In Most Cases, Women File False FIRs Under POCSO/SC-ST Act Using It As A Weapon To Grab Money From State: Allahabad HC

CASE TITLE: Ajay Yadav vs. State Of U.P. And 3 Others 2023 LiveLaw (AB) 254 [CRIMINAL MISC ANTICIPATORY BAIL APPLICATION U/S 438 CR.P.C. No. – 7907 of 2023]

DECIDED ON: 10.08.2023

CORAM: Hon’ble Shekhar Kumar Yadav,J.


The Allahabad High Court made a remark on Thursday stating that it is regrettable that currently, a significant number of cases involve women submitting untrue FIRs under the POCSO/SC-ST Act with the intention of exploiting it as a means to extract funds from the government. The Court emphasized the need to halt this trend.

The Court highlighted the trend of these baseless FIRs, which are primarily aimed at securing monetary gains from the government. This practice has the harmful consequence of tarnishing the reputation of innocent individuals within the community.


The recent statement from the Allahabad High Court lamented the unfortunate trend where a significant number of women are currently submitting false FIRs under the POCSO/SC-ST Act, utilizing it as a strategy to obtain financial gains from the government. The Court expressed its concern about this practice and emphasized the need for its cessation.

The Court observed that these fabricated FIRs are primarily aimed at extracting money from the government, leading to the detrimental consequence of tarnishing the reputation of innocent individuals within society.

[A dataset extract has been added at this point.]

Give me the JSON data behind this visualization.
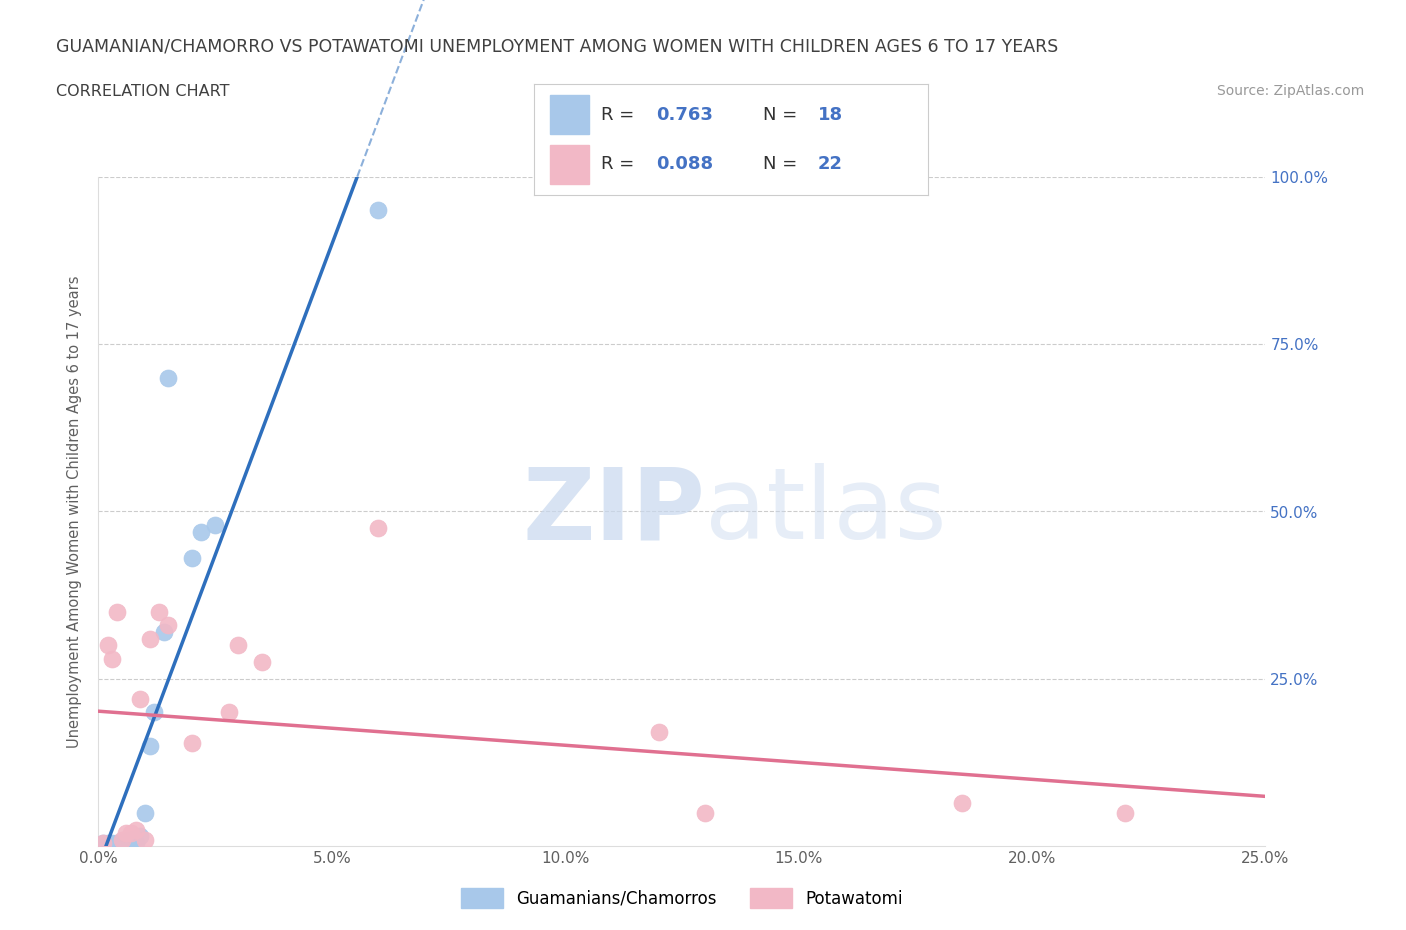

Addressing the prevailing issue of increasing instances of sexual violence, the bench of Justice Shekhar Yadav further remarked, “Considering the widespread and consistently growing occurrences of such acts, I believe that it is essential for both the State of U.P. and the Union of India to recognize the gravity of this matter.” This observation was made while granting anticipatory bail to a rape accused.

The accused was alleged to have committed rape against the victim in 2011, yet the FIR was filed in March 2019, approximately 8 years after the purported incident. In his pursuit of anticipatory bail, the accused’s legal counsel argued that the victim had not provided a reasonable explanation for the significant delay in lodging the FIR. The defense contended that the accused had been falsely implicated in an attempt to harass him, asserting that the alleged incident never occurred as described in the FIR.

The defense also highlighted that the victim herself had admitted to engaging in a physical relationship with the accused, indicating her consent and confirming her age as over 18 years. Additionally, it was brought to the court’s attention that a co-accused had already been granted anticipatory bail, prompting the defense to request the same relief for the accused in question.


After considering the content of the First Information Report (FIR) and the arguments presented by the accused’s legal representative, the Court made an observation that there exist significant inconsistencies in the victim’s statements recorded under Sections 161 and 164 of the Criminal Procedure Code (Cr.P.C.).

The Court also highlighted that according to the details provided in the FIR, it was stated that the accused engaged in a physical relationship with the victim in 2012. However, in the statement given under Section 161 of the Cr.P.C., the victim asserted that the accused had such a relationship with her in 2013.

Given these circumstances, the Court issued a directive specifying that if it is determined that the FIR filed by the victim is unfounded, then a proper inquiry will be conducted and criminal proceedings under Section 344 of the Cr.P.C. will be initiated against the victim. Additionally, the Court mandated that any financial assistance provided to the victim by the State will be reclaimed from her.

In a recent incident last month, the Allahabad High Court imposed a fine of Rs. 10,000 on a woman who openly admitted to submitting a false FIR against four men, falsely accusing them of rape and unnatural sexual acts against her.

The Court further emphasized that the act of filing FIRs containing fabricated and grave allegations of rape cannot be condoned. Such a practice must be handled with a firm approach, according to the Court’s statement, as it necessitates a severe response.